[JURIST] Three of the largest brokerage firms in the US reached a settlement [press release] with the New York Attorney General's office [official website] and securities regulators representing 48 states on Thursday, agreeing to pay $10 billion to investors who purchased auction rate securities. The agreement is the result of an effort to settle claims that Merrill Lynch, Goldman Sachs, and Deutsche Bank [corporate websites] had misled investors about the safety of auction rate securities during marketing and sales of the investments. According to New York Attorney General Andrew Cuomo [official profile], the banking firms will buy back all such securities held by retail investors, a group including all individuals, charities, non-profits, and small to medium size businesses. Commenting on the agreement, Cuomo said:
Today is a win for investors and a win for the market, and to date we’ve returned close to $50 billions back into the pockets of investors… At the heart of this investigation, is improving confidence for the investor and for the market, and today we’ve taken another giant step forward towards fulfilling this goal.

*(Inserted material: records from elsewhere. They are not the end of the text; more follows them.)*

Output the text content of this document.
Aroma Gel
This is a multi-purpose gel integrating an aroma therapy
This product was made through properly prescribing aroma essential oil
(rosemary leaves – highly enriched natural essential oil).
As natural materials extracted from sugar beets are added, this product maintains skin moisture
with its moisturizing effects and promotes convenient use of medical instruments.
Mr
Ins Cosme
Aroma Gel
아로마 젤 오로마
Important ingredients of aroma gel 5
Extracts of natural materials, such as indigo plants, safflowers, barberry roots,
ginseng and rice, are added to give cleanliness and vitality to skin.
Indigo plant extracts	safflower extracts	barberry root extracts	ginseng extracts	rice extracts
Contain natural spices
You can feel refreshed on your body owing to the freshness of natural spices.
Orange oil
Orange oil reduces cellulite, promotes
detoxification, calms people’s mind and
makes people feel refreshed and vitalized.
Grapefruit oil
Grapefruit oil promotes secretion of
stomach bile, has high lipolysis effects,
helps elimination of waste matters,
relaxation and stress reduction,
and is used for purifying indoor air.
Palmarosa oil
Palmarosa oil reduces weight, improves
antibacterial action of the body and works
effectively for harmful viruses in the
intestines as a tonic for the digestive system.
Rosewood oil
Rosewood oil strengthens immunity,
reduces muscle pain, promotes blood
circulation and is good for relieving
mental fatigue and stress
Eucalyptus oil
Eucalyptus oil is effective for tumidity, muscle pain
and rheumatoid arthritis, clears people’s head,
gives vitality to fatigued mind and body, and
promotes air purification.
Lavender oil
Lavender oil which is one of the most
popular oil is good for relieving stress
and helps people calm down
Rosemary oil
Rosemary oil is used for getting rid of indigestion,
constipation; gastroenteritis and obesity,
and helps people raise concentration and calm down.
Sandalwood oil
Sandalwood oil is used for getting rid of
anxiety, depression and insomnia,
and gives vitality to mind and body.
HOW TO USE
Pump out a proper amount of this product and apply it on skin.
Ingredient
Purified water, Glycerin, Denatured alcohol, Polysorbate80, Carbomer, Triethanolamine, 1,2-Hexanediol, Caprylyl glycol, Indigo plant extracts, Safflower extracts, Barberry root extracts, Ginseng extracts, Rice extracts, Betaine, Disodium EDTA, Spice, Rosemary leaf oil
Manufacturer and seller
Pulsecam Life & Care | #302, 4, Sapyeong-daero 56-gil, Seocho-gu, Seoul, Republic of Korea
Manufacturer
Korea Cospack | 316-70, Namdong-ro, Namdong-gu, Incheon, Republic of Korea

The settlement also requires the banks to make payments to any investors who sold the securities for a loss, and require them to pay penalties in the amounts of $125 million for Merill Lynch, $22.5 million for Goldman Sachs, and $15 million for Deutsche Bank. This particular settlement is part of a larger investigation [press release] into 30 different firms which sold approximately $60 million in auction rate securities to retail investors. The Wall Street Journal has more. The New York Sun has additional coverage.

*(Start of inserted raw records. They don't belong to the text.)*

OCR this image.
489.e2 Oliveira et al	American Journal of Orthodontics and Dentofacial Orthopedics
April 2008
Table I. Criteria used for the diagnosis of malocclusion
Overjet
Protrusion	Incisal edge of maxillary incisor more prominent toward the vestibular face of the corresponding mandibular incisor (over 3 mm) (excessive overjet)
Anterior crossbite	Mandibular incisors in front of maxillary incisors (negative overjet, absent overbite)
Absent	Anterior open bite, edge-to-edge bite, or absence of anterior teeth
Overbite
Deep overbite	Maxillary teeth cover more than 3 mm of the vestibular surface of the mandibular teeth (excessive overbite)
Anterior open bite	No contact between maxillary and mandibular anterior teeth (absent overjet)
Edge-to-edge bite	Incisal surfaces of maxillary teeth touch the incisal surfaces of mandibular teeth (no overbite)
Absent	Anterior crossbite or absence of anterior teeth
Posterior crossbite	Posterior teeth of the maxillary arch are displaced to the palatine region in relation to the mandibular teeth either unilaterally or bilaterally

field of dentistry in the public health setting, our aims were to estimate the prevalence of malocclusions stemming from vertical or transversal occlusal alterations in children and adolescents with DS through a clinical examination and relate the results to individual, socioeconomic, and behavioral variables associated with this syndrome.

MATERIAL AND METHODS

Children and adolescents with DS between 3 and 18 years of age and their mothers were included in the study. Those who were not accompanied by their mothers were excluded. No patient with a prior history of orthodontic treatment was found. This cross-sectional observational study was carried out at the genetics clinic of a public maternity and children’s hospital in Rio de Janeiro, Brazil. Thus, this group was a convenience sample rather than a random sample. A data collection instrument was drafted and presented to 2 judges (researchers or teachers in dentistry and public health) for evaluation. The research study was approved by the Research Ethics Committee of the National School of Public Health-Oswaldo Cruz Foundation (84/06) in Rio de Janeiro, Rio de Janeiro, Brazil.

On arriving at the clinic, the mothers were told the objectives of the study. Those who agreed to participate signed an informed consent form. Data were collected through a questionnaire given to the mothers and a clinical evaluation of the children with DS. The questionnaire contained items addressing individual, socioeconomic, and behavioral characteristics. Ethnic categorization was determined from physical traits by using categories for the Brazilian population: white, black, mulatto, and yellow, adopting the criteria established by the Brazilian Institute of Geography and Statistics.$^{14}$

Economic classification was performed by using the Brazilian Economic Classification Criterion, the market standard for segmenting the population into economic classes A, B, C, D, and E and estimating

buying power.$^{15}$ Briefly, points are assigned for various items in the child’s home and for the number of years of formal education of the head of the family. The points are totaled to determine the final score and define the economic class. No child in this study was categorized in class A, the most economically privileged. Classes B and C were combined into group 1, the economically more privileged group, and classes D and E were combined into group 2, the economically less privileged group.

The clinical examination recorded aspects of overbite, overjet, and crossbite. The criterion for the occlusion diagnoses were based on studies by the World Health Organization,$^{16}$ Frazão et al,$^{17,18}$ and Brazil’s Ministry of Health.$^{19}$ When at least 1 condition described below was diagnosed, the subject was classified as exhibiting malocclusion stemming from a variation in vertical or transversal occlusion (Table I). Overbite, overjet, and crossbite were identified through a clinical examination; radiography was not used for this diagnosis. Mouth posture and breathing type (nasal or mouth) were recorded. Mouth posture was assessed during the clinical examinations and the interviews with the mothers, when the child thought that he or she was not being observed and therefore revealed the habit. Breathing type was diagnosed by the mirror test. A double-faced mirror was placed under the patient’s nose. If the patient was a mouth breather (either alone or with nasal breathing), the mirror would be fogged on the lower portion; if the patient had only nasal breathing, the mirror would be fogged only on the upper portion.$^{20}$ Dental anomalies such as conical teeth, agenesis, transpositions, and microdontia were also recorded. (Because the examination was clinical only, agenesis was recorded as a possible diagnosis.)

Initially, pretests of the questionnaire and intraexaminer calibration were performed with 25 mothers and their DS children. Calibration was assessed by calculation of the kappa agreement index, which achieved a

In 2006 Merill Lynch agreed [JURIST report] to pay $164 million to settle 23 class action lawsuits involving Merrill Lynch's research of online companies in the 1990s. Also in 2006, four former Merrill Lynch executives found guilty of charges connected with an Enron [corporate website; JURIST news archive] Nigerian barge scam, had their convictions overturned [opinion text, PDF; JURIST report] by the Fifth Circuit [official website]. Experts believe that due to the success of the former Merrill Lynch executives, the appeal [JURIST report] of former Enron CEO Jeffrey Skilling [Houston Chronicle profile] has a good chance of success. Skilling was convicted under the theory of "deprivation of honest services," which allows for the prosecution of those who enabled fraud but did not personally benefit from it.